South Norfolk tenants of Saffron Housing will be among the first in the country to get the chance to buy their own home as part of a new government pilot scheme.
The Voluntary Right to Buy scheme pilot came into effect this week, ahead of the national rollout later this year.
Saffron Housing tenants in the district will be able to apply for a place and, depending on their length of tenancy, a discount of up to £77,900 could help them buy their own homes.
There will be a limited number of sales under the pilot, due to be allocated on a first-come-first-served basis to those who meet the criteria. Proceeds will be reinvested into new affordable housing, say Saffron.
Those eligible have been contacted, and are now able to apply through the government website www.righttobuy.gov.uk/am-i-eligible. There is an application fee of £250, and it is expected that the first sales will be completed by the summer.
Adam Ronaldson, chief executive of Saffron Housing said: “We are really happy to participate in helping to shape the final structure of this new government initiative enabling tenants in the South Norfolk pilot area to own their own home.
We are really happy to participate in helping to shape the final structure of this new government initiative enabling tenants in the South Norfolk pilot area to own their own homeAdam Ronaldson, Chief Executive of Saffron Housing
“It is important that government works closely with housing associations to finalise a structure which will give optimum opportunities through Voluntary Right to Buy for people to own their own homes whilst there is a commitment to replacing them with new affordable housing.”

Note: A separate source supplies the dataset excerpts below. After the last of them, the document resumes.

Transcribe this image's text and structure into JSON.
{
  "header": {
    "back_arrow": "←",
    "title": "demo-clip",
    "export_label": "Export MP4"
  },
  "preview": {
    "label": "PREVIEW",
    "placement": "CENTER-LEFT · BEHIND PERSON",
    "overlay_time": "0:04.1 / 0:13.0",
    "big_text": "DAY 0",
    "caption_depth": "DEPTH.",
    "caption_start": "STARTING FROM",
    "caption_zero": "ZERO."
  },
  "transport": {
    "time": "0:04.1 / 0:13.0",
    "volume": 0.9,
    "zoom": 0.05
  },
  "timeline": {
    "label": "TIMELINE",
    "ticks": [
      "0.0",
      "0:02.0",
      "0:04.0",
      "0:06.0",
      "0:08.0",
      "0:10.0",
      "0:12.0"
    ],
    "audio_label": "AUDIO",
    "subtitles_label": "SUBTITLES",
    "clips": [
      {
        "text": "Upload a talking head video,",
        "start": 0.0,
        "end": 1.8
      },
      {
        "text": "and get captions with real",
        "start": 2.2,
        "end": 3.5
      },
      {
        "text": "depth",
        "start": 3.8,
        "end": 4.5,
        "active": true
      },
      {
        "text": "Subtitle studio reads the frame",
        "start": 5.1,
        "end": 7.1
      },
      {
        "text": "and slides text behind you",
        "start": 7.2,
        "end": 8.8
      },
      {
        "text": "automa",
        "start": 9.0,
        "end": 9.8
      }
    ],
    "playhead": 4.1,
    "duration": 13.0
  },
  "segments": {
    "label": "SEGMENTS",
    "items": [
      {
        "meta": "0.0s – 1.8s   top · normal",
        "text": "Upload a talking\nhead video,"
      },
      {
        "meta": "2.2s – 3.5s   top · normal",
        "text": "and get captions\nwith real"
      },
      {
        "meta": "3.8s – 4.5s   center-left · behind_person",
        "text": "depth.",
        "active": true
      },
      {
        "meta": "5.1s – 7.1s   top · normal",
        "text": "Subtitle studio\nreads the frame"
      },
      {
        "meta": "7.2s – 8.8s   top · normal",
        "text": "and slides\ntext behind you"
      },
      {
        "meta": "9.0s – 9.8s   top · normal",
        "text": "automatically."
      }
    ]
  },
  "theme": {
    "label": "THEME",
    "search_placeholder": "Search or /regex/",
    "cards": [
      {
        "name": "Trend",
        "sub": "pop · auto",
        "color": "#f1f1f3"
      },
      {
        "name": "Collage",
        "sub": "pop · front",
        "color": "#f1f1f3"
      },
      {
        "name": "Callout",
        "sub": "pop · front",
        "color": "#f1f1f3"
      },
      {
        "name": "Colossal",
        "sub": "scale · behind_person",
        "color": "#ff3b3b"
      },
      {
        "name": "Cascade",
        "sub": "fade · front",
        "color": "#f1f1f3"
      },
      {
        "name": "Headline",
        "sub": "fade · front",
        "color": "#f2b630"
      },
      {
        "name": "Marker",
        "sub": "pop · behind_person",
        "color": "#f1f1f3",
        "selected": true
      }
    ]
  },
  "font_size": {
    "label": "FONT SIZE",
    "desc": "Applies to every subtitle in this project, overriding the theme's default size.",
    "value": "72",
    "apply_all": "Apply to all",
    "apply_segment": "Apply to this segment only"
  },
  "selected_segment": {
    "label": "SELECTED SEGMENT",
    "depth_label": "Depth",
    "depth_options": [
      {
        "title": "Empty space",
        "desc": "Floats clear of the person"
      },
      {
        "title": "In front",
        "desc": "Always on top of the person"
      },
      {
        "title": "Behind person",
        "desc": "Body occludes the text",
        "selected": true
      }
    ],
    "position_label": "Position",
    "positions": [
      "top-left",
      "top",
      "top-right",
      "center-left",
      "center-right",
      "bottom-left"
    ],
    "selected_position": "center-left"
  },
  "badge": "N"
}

The government says following the agreement with the National Housing Federation, every home sold will be replaced nationally with a new affordable home.
But according to a new report from the Royal Institute of Chartered Surveyors (RICS), there is a 76 percent shortfall in rural affordable housing with the average cost of a house in some countryside communities 11 times greater than average annual wages.
Ben Underwood, from rural lobby group CLA East: “The lack of homes in the countryside is extremely worrying for rural communities and the rural economy. The situation in some areas is already critical.”
Mr Underwood said that in order for the scheme to not hit housing provision in the countryside, there should be an exemption for rural communities.
“Settlements of 10,000 or less should have the opportunity to be exempt from Right to Buy, while those with a population of less than 3,000 should have an automatic exemption,” he added.